Environmental & Science Education, STEM, Health, Medicine, Society, Culture
Ed Hesser
On December 13, the US recorded 50 million COVID-19 cases. The US has exceeded more than 800,000 deaths from the pandemic. These astounding numbers were reported on the BBC on December 14.
The report notes that "the last 100,000 deaths came in just the past 11 weeks, a quicker pace than (at any) other point aside from last winter's surge. ... It has been more than 650 days since the first American patient dying from COVID-19 was reported in Seattle, Washington (public health officials have since attributed earlier deaths to the virus). ... the U.S. currently ranks 20th in the world."

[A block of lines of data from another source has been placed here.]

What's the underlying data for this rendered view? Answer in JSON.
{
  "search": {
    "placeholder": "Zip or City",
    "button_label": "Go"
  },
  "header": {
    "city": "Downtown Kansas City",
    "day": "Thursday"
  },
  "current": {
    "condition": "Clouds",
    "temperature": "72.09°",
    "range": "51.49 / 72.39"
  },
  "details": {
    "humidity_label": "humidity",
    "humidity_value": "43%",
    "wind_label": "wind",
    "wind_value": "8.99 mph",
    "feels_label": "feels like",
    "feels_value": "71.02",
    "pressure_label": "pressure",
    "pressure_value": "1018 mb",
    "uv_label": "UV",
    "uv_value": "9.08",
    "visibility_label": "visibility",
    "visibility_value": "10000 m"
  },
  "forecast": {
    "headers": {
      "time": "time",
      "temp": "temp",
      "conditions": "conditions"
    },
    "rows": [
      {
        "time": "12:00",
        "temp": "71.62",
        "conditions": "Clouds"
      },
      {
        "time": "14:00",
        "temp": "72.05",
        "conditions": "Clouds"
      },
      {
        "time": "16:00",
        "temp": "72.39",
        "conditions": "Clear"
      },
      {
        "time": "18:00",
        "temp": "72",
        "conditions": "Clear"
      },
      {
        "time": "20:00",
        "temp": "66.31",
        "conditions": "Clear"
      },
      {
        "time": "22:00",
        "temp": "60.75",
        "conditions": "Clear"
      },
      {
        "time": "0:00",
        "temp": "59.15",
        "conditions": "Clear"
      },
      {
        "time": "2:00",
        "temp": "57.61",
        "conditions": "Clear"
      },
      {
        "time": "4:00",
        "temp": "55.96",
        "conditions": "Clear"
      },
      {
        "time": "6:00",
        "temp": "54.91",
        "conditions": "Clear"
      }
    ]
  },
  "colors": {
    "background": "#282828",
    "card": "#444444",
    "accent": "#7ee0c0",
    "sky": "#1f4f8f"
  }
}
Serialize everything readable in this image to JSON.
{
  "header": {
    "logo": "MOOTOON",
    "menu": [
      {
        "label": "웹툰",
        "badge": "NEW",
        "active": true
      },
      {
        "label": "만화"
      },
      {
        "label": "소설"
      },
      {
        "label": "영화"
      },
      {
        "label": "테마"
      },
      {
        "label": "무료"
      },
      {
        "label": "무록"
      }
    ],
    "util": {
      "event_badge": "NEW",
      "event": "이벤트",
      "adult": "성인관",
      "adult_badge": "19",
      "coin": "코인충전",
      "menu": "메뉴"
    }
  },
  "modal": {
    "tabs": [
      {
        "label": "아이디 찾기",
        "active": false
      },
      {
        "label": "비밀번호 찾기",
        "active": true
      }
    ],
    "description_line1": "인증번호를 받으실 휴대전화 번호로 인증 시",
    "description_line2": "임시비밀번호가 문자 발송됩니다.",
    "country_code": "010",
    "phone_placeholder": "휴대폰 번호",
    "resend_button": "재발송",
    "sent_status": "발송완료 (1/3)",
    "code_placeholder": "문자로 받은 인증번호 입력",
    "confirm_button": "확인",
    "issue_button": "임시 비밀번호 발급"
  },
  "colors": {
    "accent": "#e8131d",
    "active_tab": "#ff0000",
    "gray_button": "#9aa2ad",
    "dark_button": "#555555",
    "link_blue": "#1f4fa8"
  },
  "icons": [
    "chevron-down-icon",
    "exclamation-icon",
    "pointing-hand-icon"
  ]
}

The article's feature is found in four powerful graphs: how this number of deaths was reached; reported deaths in selected countries; the main waves of COVID-19 deaths; and the weekly rates of deaths by vaccine status. There are discussions of the graphs, links and a video of the COVID culture war in Tennessee.
Dr. Keri Althoff, Johns Hopkins University spoke to the BBC about the barriers faced in the U. S. "'Trust in science has waned, trust in government has waned, vaccine hesitancy is a powerful force, misinformation is rampant."
"'We have to do more than just trying to educate; we have to try and understand. That takes conversation and trust-building.'"
And then there is the spectre of Omnicron. Who knows what its ultimate effect(s) will be?